Quali altre richieste porterete all'attenzione del Governo il 16 novembre prossimo?
«Sicuramente il tema della dignità del lavoro: la carenza di personale determina non solo i problemi che le dicevo prima, ma anche alcuni problemi collaterali come l'allungamento degli orari di servizio e la sempre maggiore necessità di straordinari.
Per garantire la difesa del personale di polizia chiederemo, inoltre, misure legislative di contrasto più incisive, in modo che chi commetta questi atti subisca delle conseguenze penali più rilevanti.
Infine, faremo un passaggio legato alla necessità di finanziare la previdenza complementare. Non solo il potere d'acquisto del personale in servizio è già fortemente compromesso dalla dinamica economica generale, ma con l'attuale sistema pensionistico contributivo c'è il rischio che, al termine di una vita di lavoro, un agente si ritrovi con una pensione solo leggermente più alta di quella sociale.
Questi fondi previdenziali, peraltro, dovevano essere finanziati già 15 anni fa. Credo sia ingiusto trovarsi con una pensione irrisoria dopo aver svolto per tutta la vita un lavoro usurante, fatto di tensioni emotive e di responsabilità importanti.
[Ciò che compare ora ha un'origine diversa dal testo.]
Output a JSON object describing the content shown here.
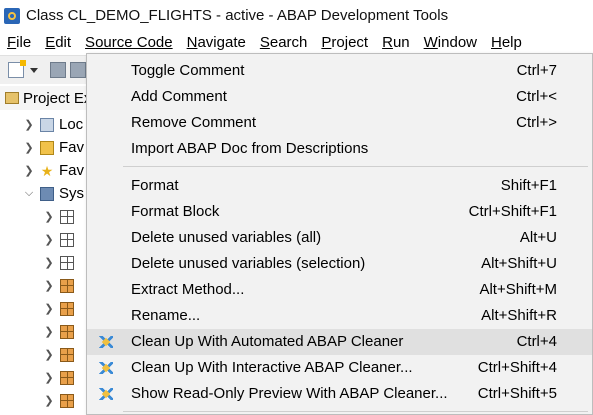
{
  "window": {
    "title": "Class CL_DEMO_FLIGHTS  - active - ABAP Development Tools",
    "icon": "abap-dev-tools-icon"
  },
  "menubar": {
    "items": [
      {
        "mnemonic": "F",
        "rest": "ile"
      },
      {
        "mnemonic": "E",
        "rest": "dit"
      },
      {
        "mnemonic": "S",
        "rest": "ource Code"
      },
      {
        "mnemonic": "N",
        "rest": "avigate"
      },
      {
        "mnemonic": "S",
        "rest": "earch"
      },
      {
        "mnemonic": "P",
        "rest": "roject"
      },
      {
        "mnemonic": "R",
        "rest": "un"
      },
      {
        "mnemonic": "W",
        "rest": "indow"
      },
      {
        "mnemonic": "H",
        "rest": "elp"
      }
    ]
  },
  "project_explorer": {
    "title": "Project Ex",
    "rows": [
      {
        "label": "Loc",
        "icon": "local-objects-icon"
      },
      {
        "label": "Fav",
        "icon": "favorite-packages-icon"
      },
      {
        "label": "Fav",
        "icon": "favorite-star-icon"
      },
      {
        "label": "Sys",
        "icon": "system-library-icon"
      },
      {
        "label": "",
        "icon": "package-icon"
      },
      {
        "label": "",
        "icon": "package-icon"
      },
      {
        "label": "",
        "icon": "package-icon"
      },
      {
        "label": "",
        "icon": "package-orange-icon"
      },
      {
        "label": "",
        "icon": "package-orange-icon"
      },
      {
        "label": "",
        "icon": "package-orange-icon"
      },
      {
        "label": "",
        "icon": "package-orange-icon"
      },
      {
        "label": "",
        "icon": "package-orange-icon"
      },
      {
        "label": "",
        "icon": "package-orange-icon"
      }
    ]
  },
  "source_code_menu": {
    "items": [
      {
        "label": "Toggle Comment",
        "shortcut": "Ctrl+7"
      },
      {
        "label": "Add Comment",
        "shortcut": "Ctrl+<"
      },
      {
        "label": "Remove Comment",
        "shortcut": "Ctrl+>"
      },
      {
        "label": "Import ABAP Doc from Descriptions",
        "shortcut": ""
      },
      {
        "label": "Format",
        "shortcut": "Shift+F1"
      },
      {
        "label": "Format Block",
        "shortcut": "Ctrl+Shift+F1"
      },
      {
        "label": "Delete unused variables (all)",
        "shortcut": "Alt+U"
      },
      {
        "label": "Delete unused variables (selection)",
        "shortcut": "Alt+Shift+U"
      },
      {
        "label": "Extract Method...",
        "shortcut": "Alt+Shift+M"
      },
      {
        "label": "Rename...",
        "shortcut": "Alt+Shift+R"
      },
      {
        "label": "Clean Up With Automated ABAP Cleaner",
        "shortcut": "Ctrl+4",
        "icon": "abap-cleaner-icon"
      },
      {
        "label": "Clean Up With Interactive ABAP Cleaner...",
        "shortcut": "Ctrl+Shift+4",
        "icon": "abap-cleaner-icon"
      },
      {
        "label": "Show Read-Only Preview With ABAP Cleaner...",
        "shortcut": "Ctrl+Shift+5",
        "icon": "abap-cleaner-icon"
      }
    ],
    "highlighted_index": 10
  },
  "colors": {
    "menu_background": "#f2f2f2",
    "highlight": "#e0e0e0",
    "cleaner_icon_blue": "#3a8ad6"
  }
}
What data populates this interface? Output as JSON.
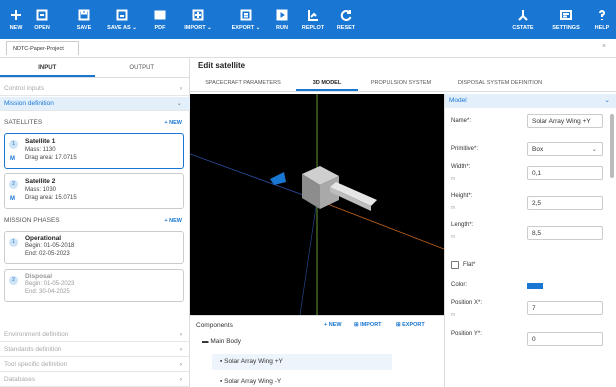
{
  "toolbar": {
    "new": "NEW",
    "open": "OPEN",
    "save": "SAVE",
    "save_as": "SAVE AS ⌄",
    "pdf": "PDF",
    "import": "IMPORT ⌄",
    "export": "EXPORT ⌄",
    "run": "RUN",
    "replot": "REPLOT",
    "reset": "RESET",
    "cstate": "CSTATE",
    "settings": "SETTINGS",
    "help": "HELP"
  },
  "project": {
    "tab": "NDTC-Paper-Project",
    "close": "×"
  },
  "left": {
    "tabs": [
      "INPUT",
      "OUTPUT"
    ],
    "sections_top": [
      {
        "label": "Control inputs",
        "chev": "›"
      },
      {
        "label": "Mission definition",
        "chev": "⌄"
      }
    ],
    "satellites_header": "SATELLITES",
    "new_label": "+ NEW",
    "satellites": [
      {
        "num": "1",
        "name": "Satellite 1",
        "mass": "Mass: 1130",
        "drag": "Drag area: 17.0715",
        "m": "M"
      },
      {
        "num": "2",
        "name": "Satellite 2",
        "mass": "Mass: 1030",
        "drag": "Drag area: 15.0715",
        "m": "M"
      }
    ],
    "phases_header": "MISSION PHASES",
    "phases": [
      {
        "num": "1",
        "name": "Operational",
        "begin": "Begin: 01-05-2018",
        "end": "End: 02-05-2023"
      },
      {
        "num": "2",
        "name": "Disposal",
        "begin": "Begin: 01-05-2023",
        "end": "End: 30-04-2025"
      }
    ],
    "sections_bottom": [
      {
        "label": "Environment definition",
        "chev": "›"
      },
      {
        "label": "Standards definition",
        "chev": "›"
      },
      {
        "label": "Tool specific definition",
        "chev": "›"
      },
      {
        "label": "Databases",
        "chev": "›"
      }
    ]
  },
  "main": {
    "title": "Edit satellite",
    "tabs": [
      "SPACECRAFT PARAMETERS",
      "3D MODEL",
      "PROPULSION SYSTEM",
      "DISPOSAL SYSTEM DEFINITION"
    ],
    "active_tab": "3D MODEL"
  },
  "components": {
    "title": "Components",
    "new": "+ NEW",
    "import": "IMPORT",
    "export": "EXPORT",
    "tree": [
      {
        "label": "Main Body"
      },
      {
        "label": "Solar Array Wing +Y",
        "selected": true
      },
      {
        "label": "Solar Array Wing -Y"
      }
    ]
  },
  "model": {
    "header": "Model",
    "chev": "⌄",
    "name_label": "Name*:",
    "name_value": "Solar Array Wing +Y",
    "primitive_label": "Primitive*:",
    "primitive_value": "Box",
    "primitive_chev": "⌄",
    "width_label": "Width*:",
    "width_unit": "m",
    "width_value": "0,1",
    "height_label": "Height*:",
    "height_unit": "m",
    "height_value": "2,5",
    "length_label": "Length*:",
    "length_unit": "m",
    "length_value": "8,5",
    "flat_label": "Flat*",
    "color_label": "Color:",
    "color_value": "#1976d2",
    "posx_label": "Position X*:",
    "posx_unit": "m",
    "posx_value": "7",
    "posy_label": "Position Y*:",
    "posy_value": "0"
  }
}
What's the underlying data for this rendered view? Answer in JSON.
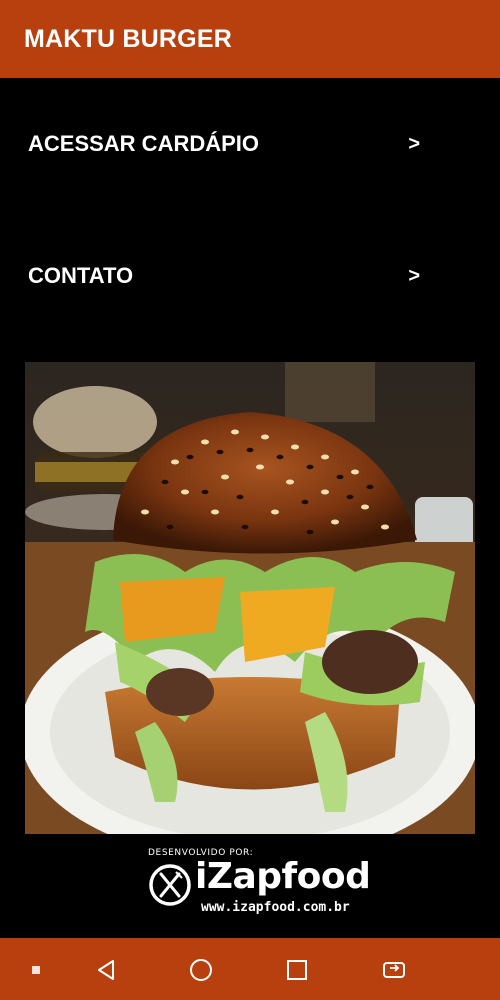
{
  "app": {
    "title": "MAKTU BURGER"
  },
  "menu": {
    "items": [
      {
        "label": "ACESSAR CARDÁPIO",
        "chevron": ">"
      },
      {
        "label": "CONTATO",
        "chevron": ">"
      }
    ]
  },
  "hero": {
    "icon": "burger-photo"
  },
  "developer": {
    "caption": "DESENVOLVIDO POR:",
    "brand": "iZapfood",
    "url": "www.izapfood.com.br"
  },
  "colors": {
    "accent": "#b8400f",
    "background": "#000000",
    "text": "#ffffff"
  },
  "nav": {
    "icons": [
      "square-small-icon",
      "back-triangle-icon",
      "home-circle-icon",
      "recents-square-icon",
      "switch-apps-icon"
    ]
  }
}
Voglio concludere, tuttavia, dicendo che nell'incontro daremo atto al Governo di aver finalmente dato al nostro ruolo dirigenziale, quindi al vertice della Polizia penitenziaria, il giusto valore con l'assegnazione di posti di funzione.
Questi posti sono motivo di soddisfazione perché daranno la possibilità a chi dirige oggi il vertice della polizia penitenziaria di poter gestire le unità anche attraverso l'assegnazione in posti che sono strategici per l'organizzazione e per il funzionamento di tutto il sistema».